Ob es in der nächsten Zeit neue Musik von СТАСІК zu hören geben wird, ist angesichts der aktuellen politischen Umstände natürlich erst einmal ungewiss – auf Social Media spricht sie davon, Kyjiw nicht verlassen zu wollen. Wir wünschen СТАСІК und allen anderen Menschen, die von militärischen Bedrohungen und Krieg betroffen sind, Kraft und Gerechtigkeit. Auf dass sie schnellstmöglich wieder in Sicherheit sind und sich wieder der Musik, die sie lieben, widmen können.
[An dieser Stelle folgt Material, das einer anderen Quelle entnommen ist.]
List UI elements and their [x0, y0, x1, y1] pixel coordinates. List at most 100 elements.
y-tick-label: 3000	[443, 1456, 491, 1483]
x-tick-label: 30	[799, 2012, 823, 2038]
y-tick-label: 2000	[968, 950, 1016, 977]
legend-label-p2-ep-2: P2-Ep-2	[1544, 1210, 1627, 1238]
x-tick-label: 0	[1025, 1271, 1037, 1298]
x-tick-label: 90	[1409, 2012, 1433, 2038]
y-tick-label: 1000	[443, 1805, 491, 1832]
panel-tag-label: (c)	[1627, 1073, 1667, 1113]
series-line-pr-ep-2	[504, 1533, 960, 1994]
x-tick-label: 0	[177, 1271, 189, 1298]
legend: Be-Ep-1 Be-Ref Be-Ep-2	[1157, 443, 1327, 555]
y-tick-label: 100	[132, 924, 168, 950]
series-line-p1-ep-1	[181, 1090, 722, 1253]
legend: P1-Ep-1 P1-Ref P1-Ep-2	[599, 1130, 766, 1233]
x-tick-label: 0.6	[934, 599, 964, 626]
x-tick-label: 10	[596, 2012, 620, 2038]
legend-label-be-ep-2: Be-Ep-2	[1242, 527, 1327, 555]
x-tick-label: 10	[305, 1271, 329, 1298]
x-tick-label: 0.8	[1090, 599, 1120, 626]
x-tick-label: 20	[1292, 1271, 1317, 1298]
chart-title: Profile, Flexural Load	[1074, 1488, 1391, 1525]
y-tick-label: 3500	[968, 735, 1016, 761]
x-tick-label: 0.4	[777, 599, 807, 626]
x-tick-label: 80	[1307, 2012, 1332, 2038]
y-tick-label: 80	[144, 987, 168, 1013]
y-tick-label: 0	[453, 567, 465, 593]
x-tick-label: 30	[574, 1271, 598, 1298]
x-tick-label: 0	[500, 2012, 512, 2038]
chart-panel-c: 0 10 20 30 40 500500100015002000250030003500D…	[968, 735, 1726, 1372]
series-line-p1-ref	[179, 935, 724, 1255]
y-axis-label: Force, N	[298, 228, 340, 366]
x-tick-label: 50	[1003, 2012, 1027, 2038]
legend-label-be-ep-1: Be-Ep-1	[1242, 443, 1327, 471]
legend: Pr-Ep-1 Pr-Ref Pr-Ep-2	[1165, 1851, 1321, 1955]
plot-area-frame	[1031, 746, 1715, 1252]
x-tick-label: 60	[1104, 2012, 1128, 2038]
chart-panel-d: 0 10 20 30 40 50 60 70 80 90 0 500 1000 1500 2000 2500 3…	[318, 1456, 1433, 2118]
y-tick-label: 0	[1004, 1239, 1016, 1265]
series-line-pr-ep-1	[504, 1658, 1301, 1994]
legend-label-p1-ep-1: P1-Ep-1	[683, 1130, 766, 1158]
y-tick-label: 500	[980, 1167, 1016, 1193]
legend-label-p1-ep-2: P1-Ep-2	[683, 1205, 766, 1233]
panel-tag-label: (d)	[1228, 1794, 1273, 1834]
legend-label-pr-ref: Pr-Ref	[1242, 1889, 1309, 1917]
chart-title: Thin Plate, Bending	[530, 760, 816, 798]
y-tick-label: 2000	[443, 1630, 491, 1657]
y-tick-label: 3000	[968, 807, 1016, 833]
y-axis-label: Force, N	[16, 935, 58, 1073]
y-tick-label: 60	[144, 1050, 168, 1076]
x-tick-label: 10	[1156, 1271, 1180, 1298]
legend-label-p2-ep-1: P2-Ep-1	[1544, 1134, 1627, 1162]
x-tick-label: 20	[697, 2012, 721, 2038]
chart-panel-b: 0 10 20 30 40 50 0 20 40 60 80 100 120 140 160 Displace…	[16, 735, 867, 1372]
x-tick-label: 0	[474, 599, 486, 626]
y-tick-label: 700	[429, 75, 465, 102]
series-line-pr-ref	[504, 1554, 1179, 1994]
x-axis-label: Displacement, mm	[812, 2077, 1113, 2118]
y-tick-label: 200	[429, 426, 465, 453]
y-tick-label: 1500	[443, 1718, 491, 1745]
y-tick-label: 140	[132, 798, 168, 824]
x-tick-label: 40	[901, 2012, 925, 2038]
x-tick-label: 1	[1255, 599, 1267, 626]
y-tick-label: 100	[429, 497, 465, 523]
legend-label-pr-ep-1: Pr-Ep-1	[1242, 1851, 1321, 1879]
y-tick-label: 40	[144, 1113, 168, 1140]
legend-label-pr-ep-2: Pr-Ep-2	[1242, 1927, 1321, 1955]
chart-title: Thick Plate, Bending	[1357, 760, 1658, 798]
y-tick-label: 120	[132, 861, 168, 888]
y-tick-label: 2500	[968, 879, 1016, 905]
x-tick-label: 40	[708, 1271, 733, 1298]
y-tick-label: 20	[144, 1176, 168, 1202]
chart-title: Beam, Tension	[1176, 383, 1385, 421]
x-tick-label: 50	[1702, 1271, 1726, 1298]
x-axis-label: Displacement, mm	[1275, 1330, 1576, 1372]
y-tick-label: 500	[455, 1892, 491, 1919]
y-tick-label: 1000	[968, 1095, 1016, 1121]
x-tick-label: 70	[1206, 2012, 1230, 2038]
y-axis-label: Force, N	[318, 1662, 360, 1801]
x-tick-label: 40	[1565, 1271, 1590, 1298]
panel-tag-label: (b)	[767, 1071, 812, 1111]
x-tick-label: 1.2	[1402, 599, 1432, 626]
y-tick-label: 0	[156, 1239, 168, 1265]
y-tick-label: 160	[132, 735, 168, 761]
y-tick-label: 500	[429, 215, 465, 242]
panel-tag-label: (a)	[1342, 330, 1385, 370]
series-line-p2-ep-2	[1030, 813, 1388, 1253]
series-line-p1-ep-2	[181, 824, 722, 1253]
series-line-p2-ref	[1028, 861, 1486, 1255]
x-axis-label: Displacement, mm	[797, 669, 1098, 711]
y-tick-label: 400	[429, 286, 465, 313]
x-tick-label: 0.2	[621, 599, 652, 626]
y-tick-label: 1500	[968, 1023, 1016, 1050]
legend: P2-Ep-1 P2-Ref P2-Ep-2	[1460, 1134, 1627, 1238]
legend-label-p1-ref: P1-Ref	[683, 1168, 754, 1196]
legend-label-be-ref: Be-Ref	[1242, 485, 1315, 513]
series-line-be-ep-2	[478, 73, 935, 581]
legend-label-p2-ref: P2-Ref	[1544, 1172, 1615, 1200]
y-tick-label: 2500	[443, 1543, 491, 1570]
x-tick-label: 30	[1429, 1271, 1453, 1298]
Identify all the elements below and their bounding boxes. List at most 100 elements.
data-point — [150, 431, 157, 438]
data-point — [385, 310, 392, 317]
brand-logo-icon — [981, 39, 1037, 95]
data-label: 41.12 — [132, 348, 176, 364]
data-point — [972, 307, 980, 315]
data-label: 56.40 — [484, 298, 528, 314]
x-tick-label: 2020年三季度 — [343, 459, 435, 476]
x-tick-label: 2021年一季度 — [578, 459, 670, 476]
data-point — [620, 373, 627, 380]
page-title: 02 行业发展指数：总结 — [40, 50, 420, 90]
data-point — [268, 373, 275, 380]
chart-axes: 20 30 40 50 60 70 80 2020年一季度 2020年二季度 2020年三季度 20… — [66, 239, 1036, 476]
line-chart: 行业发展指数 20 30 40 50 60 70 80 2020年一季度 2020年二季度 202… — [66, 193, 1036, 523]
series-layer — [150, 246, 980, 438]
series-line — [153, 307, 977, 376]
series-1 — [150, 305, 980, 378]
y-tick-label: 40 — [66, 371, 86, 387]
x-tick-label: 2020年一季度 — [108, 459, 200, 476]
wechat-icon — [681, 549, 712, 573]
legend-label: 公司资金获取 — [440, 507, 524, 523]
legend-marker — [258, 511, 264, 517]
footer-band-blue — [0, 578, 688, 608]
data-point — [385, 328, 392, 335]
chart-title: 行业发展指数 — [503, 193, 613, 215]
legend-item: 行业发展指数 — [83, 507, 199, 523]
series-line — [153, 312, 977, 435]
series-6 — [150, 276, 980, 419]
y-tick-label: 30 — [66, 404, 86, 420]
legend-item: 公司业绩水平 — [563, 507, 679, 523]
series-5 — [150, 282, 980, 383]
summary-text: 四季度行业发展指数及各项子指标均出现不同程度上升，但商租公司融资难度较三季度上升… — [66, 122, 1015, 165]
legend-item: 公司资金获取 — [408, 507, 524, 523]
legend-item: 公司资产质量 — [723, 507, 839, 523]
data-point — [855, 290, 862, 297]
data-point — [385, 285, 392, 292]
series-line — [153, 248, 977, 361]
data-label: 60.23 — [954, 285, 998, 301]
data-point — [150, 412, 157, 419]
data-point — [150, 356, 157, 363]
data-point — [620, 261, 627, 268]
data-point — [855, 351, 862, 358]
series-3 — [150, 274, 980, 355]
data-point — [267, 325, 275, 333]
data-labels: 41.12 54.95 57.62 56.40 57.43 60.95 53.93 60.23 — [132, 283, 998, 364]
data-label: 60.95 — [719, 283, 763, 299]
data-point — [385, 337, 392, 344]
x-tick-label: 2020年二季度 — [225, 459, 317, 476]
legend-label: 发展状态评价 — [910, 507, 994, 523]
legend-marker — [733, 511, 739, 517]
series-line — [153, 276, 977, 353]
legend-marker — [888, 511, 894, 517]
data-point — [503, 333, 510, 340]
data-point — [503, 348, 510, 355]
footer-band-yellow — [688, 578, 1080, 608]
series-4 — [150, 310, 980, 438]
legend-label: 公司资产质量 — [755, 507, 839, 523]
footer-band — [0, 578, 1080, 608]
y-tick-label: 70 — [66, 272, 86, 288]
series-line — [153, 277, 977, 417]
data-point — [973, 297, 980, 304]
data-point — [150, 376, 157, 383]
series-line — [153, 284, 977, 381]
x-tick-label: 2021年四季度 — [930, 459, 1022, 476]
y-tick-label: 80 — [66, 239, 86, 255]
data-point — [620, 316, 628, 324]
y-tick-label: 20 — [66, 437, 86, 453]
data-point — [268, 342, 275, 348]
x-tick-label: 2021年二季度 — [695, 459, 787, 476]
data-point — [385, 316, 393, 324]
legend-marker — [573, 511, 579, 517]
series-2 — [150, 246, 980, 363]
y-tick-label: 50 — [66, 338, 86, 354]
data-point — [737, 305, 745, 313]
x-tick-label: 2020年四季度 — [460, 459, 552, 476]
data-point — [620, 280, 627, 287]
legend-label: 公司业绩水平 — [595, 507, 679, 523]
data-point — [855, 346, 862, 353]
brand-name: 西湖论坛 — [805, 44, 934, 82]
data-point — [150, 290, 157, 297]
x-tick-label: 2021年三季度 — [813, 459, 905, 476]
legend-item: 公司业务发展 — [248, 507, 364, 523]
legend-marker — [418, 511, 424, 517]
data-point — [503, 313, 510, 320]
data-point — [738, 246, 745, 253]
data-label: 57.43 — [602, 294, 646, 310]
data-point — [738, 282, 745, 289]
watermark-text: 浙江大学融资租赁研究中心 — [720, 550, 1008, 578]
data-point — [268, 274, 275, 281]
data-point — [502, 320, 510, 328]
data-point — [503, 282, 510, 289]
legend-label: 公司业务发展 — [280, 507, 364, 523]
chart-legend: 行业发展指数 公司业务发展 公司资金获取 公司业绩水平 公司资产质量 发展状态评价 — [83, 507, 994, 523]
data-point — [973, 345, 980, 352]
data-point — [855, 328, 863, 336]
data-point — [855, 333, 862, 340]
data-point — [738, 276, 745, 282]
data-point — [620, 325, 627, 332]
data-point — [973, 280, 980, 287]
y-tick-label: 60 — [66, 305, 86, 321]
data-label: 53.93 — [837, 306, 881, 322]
1 Die ukrainischen Texte wurden mithilfe verschiedener Online-Übersetzungstools ins Deutsche übersetzt. Normalerweise bemühen wir uns bei 365 Fe*male MCs darum, korrekte Übersetzungen beispielsweise durch die Rücksprache mit Muttersprachler:innen zu garantieren. Aufgrund der aktuellen Lage in der Ukraine habe ich mich als Autorin bewusst dagegen entschieden, ukrainisch-sprechende Menschen für dieses Portrait zur Hilfe zu bitten, da ihre sprachlichen Fähigkeiten aktuell an anderen Stellen dringender benötigt werden, als für die Anfertigung eines musikjournalistischen Textes. Ich bitte um Nachsicht, sollte es zu Übersetzungsfehlern gekommen sein.